Richard Bennet has an interesting theory on Harriet Miers:
Bush doesn’t care about abortion, and neither do the bibliocons. They understand that even if the Supreme Court was to strike down Roe, the states would legalize it anyway, and they’d lose their moral authority. It’s one thing to say that five men in black robes are imposing their personal views on you, and quite another to be faced with the certain knowledge that the people hold values that define you as outside the mainstream. So it’s best if Roe stays intact and the conservative movement has the issue to complain about.
The real problem that bibliocons have with the court showed up earlier this year in the great shouting match over the corpse of Terri Schiavo. All along the bibliocons and paleocons had been telling us they were fed-up with activist judges getting involved in state and local issues where they didn’t belong, but suddenly they were all over the courts for refusing to be activist with respect to the family and the State of Florida. So it became clear that the right wants the mirror image of what the left wants, an activist bench that is willing to impose its personal values and beliefs on the rest of us.
Looking for judges who have that sort of orientation is a hard search, because the conservative team that the right’s been grooming since Roe (Luttig, McConnell, Olsen, et. al.) is all about judicial restraint, and none of them can be relied upon to jump into the breech on Schiavo-type cases and do the right thing by the right. So Bush had to ignore the conservative farm team and draft a close personal friend with the proper religious credentials and the requisite lack of judicial hang-ups.
John Cole thinks Bennnett may be on to something.
But why does anyone think that Harriet Miers will rule on the basis of her “religious credentials” rather than follow the law? Aren’t the religious conservatives who now seem to be pushing this notion actually promoting a noxious stereotype about “people of faith”? Reality check: Judge George Greer, the Florida judge who originally issued the order to withhold artificial nutrition and hydration to the undead body of Terri Schiavo, is a deeply religious conservative Christian.
Meanwhile, John Fund reports that two personal friends of Miers’s, both sitting judges in Texas, personally assured James Dobson and other religious right leaders in a conference call that Miers will vote to strike down Roe v. Wade if she has the opportunity.
My own hunch is that Miers is a pragmatist, not an ideologue, and that she will sorely disappoint the theocons who have bought into the “she’s one of us” brand of identity politics.

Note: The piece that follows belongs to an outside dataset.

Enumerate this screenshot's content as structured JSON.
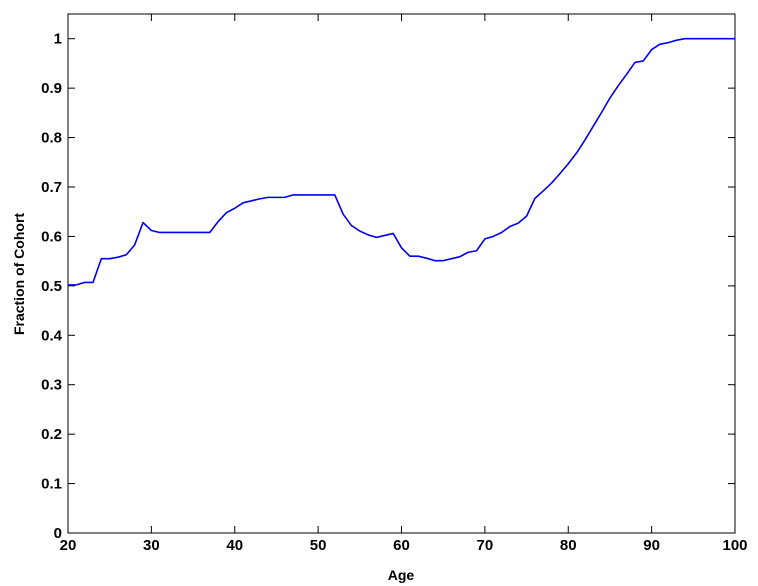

Meanwhile, Eric Muller replies to my post on whether the criticism of Miers on the grounds that her career has been primarily in the private sector is fair or snobbish. Eric believes that the real issue is that Miers “has spent her professional life pretty much wholly outside the sorts of legal conversations that are common among top government lawyers.” Former Bush assistant Matthew Scully disagrees. Meanwhile, Juan Non-Volokh heretically suggests that expertise in constitutional law is not the be-all and end-all of qualifications for a Supreme Court justice:
My point is not the constitutional law is unimportant for prospective Supreme Court justices. I just think that those of us who teach and write in the area are inclined to exaggerate its importance on the Court. I care about a prospective justice’s approach to constitutional interpretation as much as the next legal blogger, but it’s hardly the only question I consider important in considering a nominee. Indeed, I would argue that a Supreme Court with a wider array of experience would be better than one made up of nine experts in constitutional law. Experience as a prosecutor or criminal defense attorney is likely makes a prospective justice more qualified to consider criminal procedure cases than a unified theory of federalism, representation-reinforcement, or judicial review of legislative action.
I find this argument persuasive. Maybe it’s just because the piling-on makes me want to root for Miers. My hope is that she will get confirmed, and will quickly show herself to be a member of the independent judiciary — not a loyal sevant to any leader or movement.
Just call me Ms. Rosy Scenario.
Update: Via Andrew Sullivan, an interesting juxtaposition, at Info-Theory, of two conflicting quotes from Texas Supreme Court justice Nathan L. Hecht, one of the “Friends of Harriet” who participated in that speakerphone conference with leaders of the religious right.
From John Fund’s account:
What followed, according to the notes, was a free-wheeling discussion about many topics, including same-sex marriage. Justice Hecht said he had never discussed that issue with Ms. Miers. Then an unidentified voice asked the two men, “Based on your personal knowledge of her, if she had the opportunity, do you believe she would vote to overturn Roe v. Wade?”
“Absolutely,” said Judge Kinkeade.
“I agree with that,” said Justice Hecht. “I concur.”
And from an October 5 article in the Pittsburgh Post-Gazette:
But Justice Hecht also said he couldn’t predict how Ms. Miers might vote on a challenge to Roe v. Wade.
“If you’re asking, ‘Is she going vote to overrule Roe v. Wade, or Lawrence v. Texas [a 2003 decision striking down Texas’ law against same-sex sodomy], I don’t know that you can ask anyone that because you don’t know until you are there.”
Will the real Justice Hecht — and the real Ms. Miers — please stand up?